Using the right hand rule, the direction of the magnetic field in a single-turn current loop is shown to be a parallel to the direction of the current in the side of the loop. The current in the -x axis is moving with a velocity of 76 m/s, and the current in the +x axis is moving with a speed of 1.99 x 106 m/s.

The current flowing around the plane circular loop of radius r has a magnetic dipole moment of magnitude m. This is the equivalent of a single-turn current loop carrying a current of 4.70 A.

The magnetic field produced by the loop is similar to the bar magnet field, but is shaped more like a current-carrying wire. When a current loop is placed in a uniform magnetic field, the magnetic field strength at the center of the loop can be used to determine its radius.

The magnetic field in the loop is uniform, but the torque that is exerted by the current on the loop is not. The non-zero forces have a lever arm about the loop’s center.

## Magnitude of the magnetic force

Suppose you have a loop carrying a current of 8.00 A and you want to calculate the magnitude of the magnetic force on the loop. To do this, you need to know the direction of the current and the magnitude of the magnetic field at its center. The magnitude of the magnetic force on a loop is a measure of the amount of torque that the loop can produce.

The size of the magnitude of the magnetic force on a single turn loop varies with the size of the loop and the current flow. Similarly, the magnitude of the magnetic field varies with the direction and time. For example, a 750 m/s current is equivalent to a 0.7 T magnetic field. When calculating the magnitude of the magnetic force, you need to determine whether the torque on the loop is uniform, or non-uniform.

In the case of a rectangular loop, the width of the loop is a, the height of the loop is b, and the number of turns in the loop is N. When the loop is made of N turns, its plane makes an angle of 30o with the x-axis.

## Magnitude of the net electric field

Suppose a long, thin, straight rod is placed in a tightly wrapped coil of 10 turns, with a 25 cm radius. A 5.0c cross section solenoid is then placed in the middle. This loop carries a current of 1.3 A.
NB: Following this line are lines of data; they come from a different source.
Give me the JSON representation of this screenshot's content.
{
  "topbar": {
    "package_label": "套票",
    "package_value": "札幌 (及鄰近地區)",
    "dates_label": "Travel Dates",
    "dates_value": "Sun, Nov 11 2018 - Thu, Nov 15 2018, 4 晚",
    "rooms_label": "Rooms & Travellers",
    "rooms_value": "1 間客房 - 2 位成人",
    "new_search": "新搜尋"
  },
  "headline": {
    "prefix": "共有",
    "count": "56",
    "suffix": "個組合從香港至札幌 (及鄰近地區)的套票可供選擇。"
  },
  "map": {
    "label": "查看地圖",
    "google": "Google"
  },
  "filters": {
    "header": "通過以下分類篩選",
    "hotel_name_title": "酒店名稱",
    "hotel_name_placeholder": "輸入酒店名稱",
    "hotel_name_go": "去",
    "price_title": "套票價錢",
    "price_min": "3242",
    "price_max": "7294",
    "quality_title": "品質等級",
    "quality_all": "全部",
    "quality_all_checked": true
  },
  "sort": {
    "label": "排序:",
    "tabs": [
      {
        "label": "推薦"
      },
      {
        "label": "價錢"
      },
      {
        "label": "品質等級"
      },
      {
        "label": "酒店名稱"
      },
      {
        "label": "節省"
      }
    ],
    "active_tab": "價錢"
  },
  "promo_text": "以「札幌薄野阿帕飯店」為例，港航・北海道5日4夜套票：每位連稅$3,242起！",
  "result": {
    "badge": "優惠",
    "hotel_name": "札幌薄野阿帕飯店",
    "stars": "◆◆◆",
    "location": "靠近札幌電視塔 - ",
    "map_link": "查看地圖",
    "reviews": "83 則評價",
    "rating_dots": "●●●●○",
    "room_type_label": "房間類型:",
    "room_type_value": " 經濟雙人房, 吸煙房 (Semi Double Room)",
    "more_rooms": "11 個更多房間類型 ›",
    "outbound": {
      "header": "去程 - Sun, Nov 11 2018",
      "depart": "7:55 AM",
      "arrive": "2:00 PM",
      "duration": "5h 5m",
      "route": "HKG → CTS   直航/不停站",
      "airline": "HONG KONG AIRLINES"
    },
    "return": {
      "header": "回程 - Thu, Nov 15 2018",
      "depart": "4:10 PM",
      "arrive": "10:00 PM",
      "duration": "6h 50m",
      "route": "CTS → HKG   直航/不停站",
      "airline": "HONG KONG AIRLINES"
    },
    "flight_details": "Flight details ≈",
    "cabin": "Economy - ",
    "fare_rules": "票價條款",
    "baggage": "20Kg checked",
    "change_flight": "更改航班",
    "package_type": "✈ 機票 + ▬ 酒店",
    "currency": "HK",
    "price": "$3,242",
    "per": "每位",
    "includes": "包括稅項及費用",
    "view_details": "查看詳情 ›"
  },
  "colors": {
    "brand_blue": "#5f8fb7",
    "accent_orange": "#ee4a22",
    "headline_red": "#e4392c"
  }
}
The solenoid winding density is determined by the length of the loop and the number of loops. It is a simple equation: L= n*R+A, where L is the length of the solenoid and R is the radius.

The magnitude of the net electric field in a single-turn current loop carrying a current of 1.3 A is 3.00×10-5T. It is not zero because of the interaction between the current and the magnetic field.

If the solenoid is a cylindrical shape, the magnitude of the induced electric field will be dependent on the length of the wire and the distance from the axis of the solenoid. When the charge is positive, the induced electric field will be vertical.

To measure the magnitude of the induced electric field, students will count the number of loops in the coil and the number of turns per loop. Then, they will calculate the density of the induced electrical field.

## Torque exerted on the loop

During a current loop’s rotation, torque is exerted by a magnetic field on the current loop. The force tries to align the normal vector of the loop with the direction of the magnetic field. The magnitude of the force is determined by the magnetic moment and the distance between the center of the current loop and the point where the force is applied. The formula for the torque is t = m B sinth.

The torque is also called the turning effect. It is the rotational analogue of the linear force. The total torque on the coil is the sum of the torques on each coil turn. This is an important characteristic of the torque.

The maximum torque occurs when the magnetic dipole’s potential energy is smallest. The direction of the magnetic dipole is a crucial factor in the maximum torque. The direction of the field is the same as the direction of the current in the 130 cm side of the loop.